Il s’agit de la Banque mondiale, l’Union européenne, SINO-Hydro, Banque africaine de développement et la Coopération britannique (DFID).
Le ministre Pierre Lumbi a indiqué que l’évaluation consistait à connaître l’état d’avancement des projets de réhabilitation des routes, identifier des difficultés et harmoniser les vues pour l’aboutissement heureux des travaux dans l’intérêt du peuple congolais, principal bénéficiaire.
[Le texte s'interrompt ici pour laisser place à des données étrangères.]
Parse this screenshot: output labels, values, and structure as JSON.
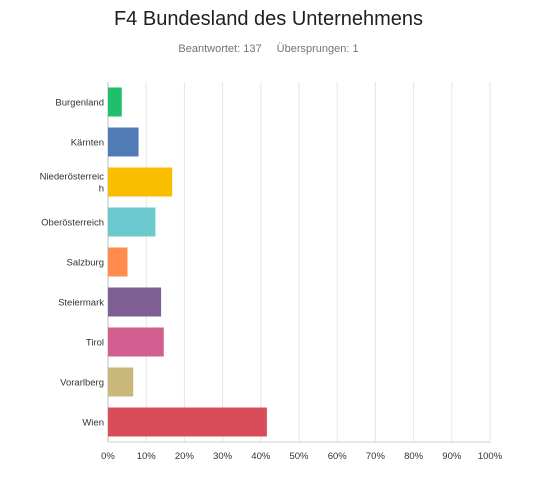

Il s’agit des projets de réhabilitation des tronçons routiers des routes nationales n°s 2 et 4 reliant respectivement Mbuji-Mayi (524 km) (Kasaï Oriental)-Kasongo, au Maniema 496 km et Kisangani-Niania (341km), Beni-Niania 410 km dans la province Oriental,e qui sont financés par la Banque mondiale sous la surveillance de l’UCOP. Il s’agit également des projets de réhabilitation des tronçons routiers Pont Lufimi-Pont Kwango 57 km ainsi que la réhabilitation des ponts Mayi-Ndombe et Lufimi.
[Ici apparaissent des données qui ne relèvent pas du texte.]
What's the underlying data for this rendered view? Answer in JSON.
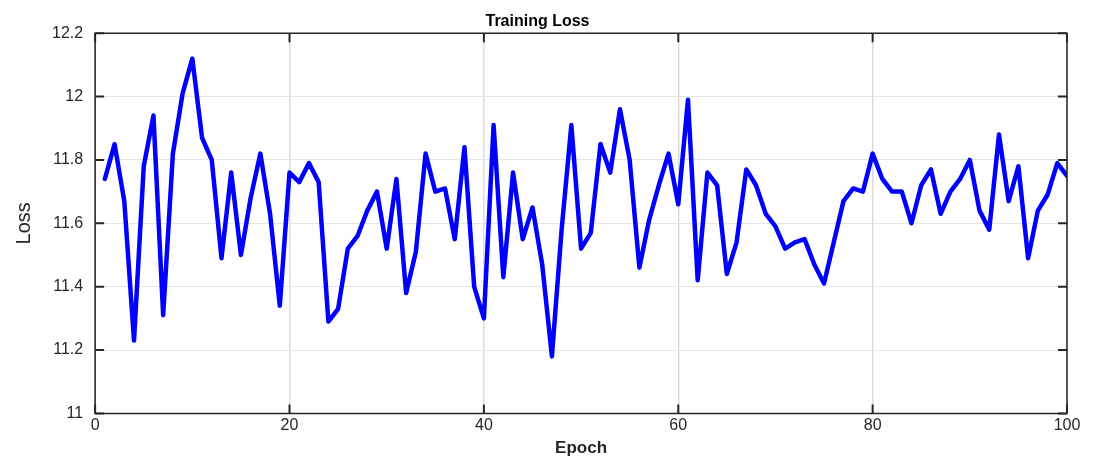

Le projet se préoccupe aussi de l’entretien en régie par les brigades de l’Office des routes dans les provinces Orientale et de l’Equateur, ainsi que la réouverture de certains itinéraires dans les provinces Orientale et du Nord-Kivu sur financement de l’Union européenne (UE). L’évaluation a concerné en plus les projets financés par la Banque africaine de développement (BAD) pour les tronçons routiers N’sele-Lufimi (49km) y compris les ponts N’sele à Kwango (72 km), sans oublier la réhabilitation des ponts sur les rivières y aboutissant.
Le financement de la BAD a consisté aussi en la réalisation des études sur l’axe routier allant de la rivière Loange-Mbuji-Mayi en passant par Kananga. Le projet Pro-Route financé par la Banque mondiale, l’Union européenne et la Coopération britannique a été aussi passé au peigne fin en vue de connaître l’évolution de la réouverture des routes devant relier les chefs-lieux des provinces.
Il concerne dans un premier temps les liaisons entre Kinshasa –Bandundu –Kasaï et province Orientale. L’évaluation des projets des infrastructures se situe dans le cadre de la coopération entre la RDC et la Chine. Il s’agit enfin des projets financés dans le cadre de la Coopération technique belge qui concerne la voirie de Kinshasa.
Les avis des participants
M. Roger Busima Kataala, administrateur délégué général de l’Office des voiries et drainage, a déclaré que cette rencontre a permis à la RDC d’éviter les chevauchements des financements et d’œuvrer dans une même direction. Il a par ailleurs indiqué que son action dans le secteur de la voirie urbaine de Kinshasa va d’abord s’atteler à la suppression des points chands sur toute la voirie circulable.
Mme Marie-Françoise Nelly, directrice en charge des opérations en République Démocratique du Congo et la région Afrique, a parlé de la mise en place d’une petite équipe pour l’élaboration d’une carte d’état d’avancement des travaux pour les différents projets.
Elle a enfin relevé la nécessité du bitumage de la route Kisangani-Beni dont l’importance des trafics est plus importante, soit 400 véhicules par jour.
Le coordonnateur de l’Unité de coordination des projets (UCOP) Chalondowa, a quant à lui relevé que la réunion est parvenue à harmoniser la politique d’ouverture des routes et la projection à court et long termes de la politique de réhabilitation des infrastructures.
L’ADG de l’Office des routes, M. Nsitu, a pour sa part indiqué que la réunion a consisté à faire le point sur les projets en chantiers ainsi que les projections de parachèvement des travaux.